In my ongoing exploration of Forest Dwellers, I find there is a tension between the urge to go within and attend to the spiritual journey, or the inner life and the persistent throb of knowing that my engagement in the world is critical. And so is yours.
We are in strange times. Hard times. We live in a culture of fear that has anesthetized itself with material gain, social media, idolized Hollywood and forgotten most of the world. As a result, our country is the one that refuses to sign the Law of the Sea and most climate change or environmental pacts because we are afraid of losing our benefits. We would rather double wrap everything in plastic than to even consider seriously as a society how to change that.
Now, go back and look at those last few sentences and tell me where you can even utter them without losing your own focus to distraction or someone chiding you. Yet—it is true. So that little creature…the one who had the honesty and courage to utter the truth goes underground, confused. Try to imagine people deeply listening, contributing their own wisdom and then making a plan of action together. That nearly impossible scenario would make all the difference, and you would not only change the world, but you also heal the your own heart.
However, we don’t live in that world. We live in a world of constant motion and much distraction. The emphasis is on either chillin’ or getting ahead. But there is another path, and one that I am trying to keep and grow in my own life. Activism. I have learned (after many years) that I can’t save the world. Bummer. I really wanted to. But I can help repair the world. Do my part.
From Wikipedia: Tikkun olam is a Hebrew phrase that means “repairing the world” (or “healing and restoring the world”) which suggests humanity’s shared responsibility (with the Creator) “to heal, repair and transform the world.”
I think that’s what Forest Dwellers are about. Not to save the world. But to do what we need to do, both in our inner spheres and do our part to repair the world.
Spotlight on Wangari Maathai. She was the founder of the Kenyan Green Belt Movement and she was 64 when she became the 2004 Nobel Peace Prize Laureate. Her simple message was that tree planting is a social act that restores both the land and communities and counters climate change and drought. Wangari Maathai said: “It’s the little things citizens do.
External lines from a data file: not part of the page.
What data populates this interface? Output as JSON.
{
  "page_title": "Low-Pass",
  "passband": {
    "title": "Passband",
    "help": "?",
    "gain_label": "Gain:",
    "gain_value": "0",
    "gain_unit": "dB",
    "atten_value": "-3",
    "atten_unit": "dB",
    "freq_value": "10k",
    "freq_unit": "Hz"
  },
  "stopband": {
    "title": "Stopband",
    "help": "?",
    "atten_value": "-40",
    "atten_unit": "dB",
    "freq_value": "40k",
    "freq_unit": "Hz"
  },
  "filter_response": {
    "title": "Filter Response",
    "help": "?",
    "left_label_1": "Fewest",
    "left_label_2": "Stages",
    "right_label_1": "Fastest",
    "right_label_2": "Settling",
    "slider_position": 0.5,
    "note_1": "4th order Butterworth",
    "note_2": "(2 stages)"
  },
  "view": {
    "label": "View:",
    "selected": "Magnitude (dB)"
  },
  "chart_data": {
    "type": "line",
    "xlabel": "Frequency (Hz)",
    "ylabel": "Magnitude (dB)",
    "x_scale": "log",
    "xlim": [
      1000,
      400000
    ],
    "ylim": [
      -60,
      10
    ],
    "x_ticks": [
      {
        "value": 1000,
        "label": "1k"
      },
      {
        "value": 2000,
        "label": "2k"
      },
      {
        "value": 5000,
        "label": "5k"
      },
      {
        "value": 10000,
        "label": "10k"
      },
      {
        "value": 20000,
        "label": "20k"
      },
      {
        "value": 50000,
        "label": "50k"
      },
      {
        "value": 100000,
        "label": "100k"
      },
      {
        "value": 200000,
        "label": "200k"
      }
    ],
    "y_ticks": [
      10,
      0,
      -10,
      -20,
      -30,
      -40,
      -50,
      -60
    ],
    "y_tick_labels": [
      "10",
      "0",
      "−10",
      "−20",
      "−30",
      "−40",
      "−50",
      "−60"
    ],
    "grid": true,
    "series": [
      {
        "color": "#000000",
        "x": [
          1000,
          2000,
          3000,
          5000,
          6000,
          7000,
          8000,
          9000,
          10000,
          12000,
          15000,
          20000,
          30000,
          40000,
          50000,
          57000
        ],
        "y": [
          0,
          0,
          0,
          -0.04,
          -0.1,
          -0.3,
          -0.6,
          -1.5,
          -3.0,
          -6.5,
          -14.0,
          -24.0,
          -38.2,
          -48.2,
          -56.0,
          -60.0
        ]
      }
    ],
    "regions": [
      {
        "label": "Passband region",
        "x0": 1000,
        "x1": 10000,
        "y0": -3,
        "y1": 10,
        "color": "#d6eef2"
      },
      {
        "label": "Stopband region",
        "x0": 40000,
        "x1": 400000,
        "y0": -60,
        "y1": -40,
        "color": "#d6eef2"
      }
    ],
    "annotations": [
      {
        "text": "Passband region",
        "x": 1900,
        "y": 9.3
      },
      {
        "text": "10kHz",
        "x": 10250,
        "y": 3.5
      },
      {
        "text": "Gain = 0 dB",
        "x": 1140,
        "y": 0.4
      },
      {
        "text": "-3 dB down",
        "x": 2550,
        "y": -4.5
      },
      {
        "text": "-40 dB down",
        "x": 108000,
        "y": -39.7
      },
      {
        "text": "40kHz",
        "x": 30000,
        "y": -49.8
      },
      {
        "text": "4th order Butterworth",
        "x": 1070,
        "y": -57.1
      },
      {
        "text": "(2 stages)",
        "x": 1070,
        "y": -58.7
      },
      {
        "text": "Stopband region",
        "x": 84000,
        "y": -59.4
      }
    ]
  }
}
That’s what will make the difference. My little thing is planting trees.”
The Green Belt Movement, following that simply profound concept, has planted over 40 milling trees in Kenya.
Yes, I want the inner life. It’s important that I attend to my soul. But I hear the call of Wangari Maathai and I cannot say no. Somehow, I will balance that tension and do both.
“Today we are faced with a challenge that calls for a shift in our thinking, so that humanity stops threatening its life-support system. We are called to assist the earth to heal her wounds and in the process heal our own — indeed, to embrace the whole creation in all its diversity, beauty and wonder. This will happen if we see the need to revive our sense of belonging to a larger family of life, with which we have shared our evolutionary process.
In the course of history, there comes a time when humanity is called to shift to a new level of consciousness, to reach a higher moral ground. A time when we have to shed our fear and give hope to each other.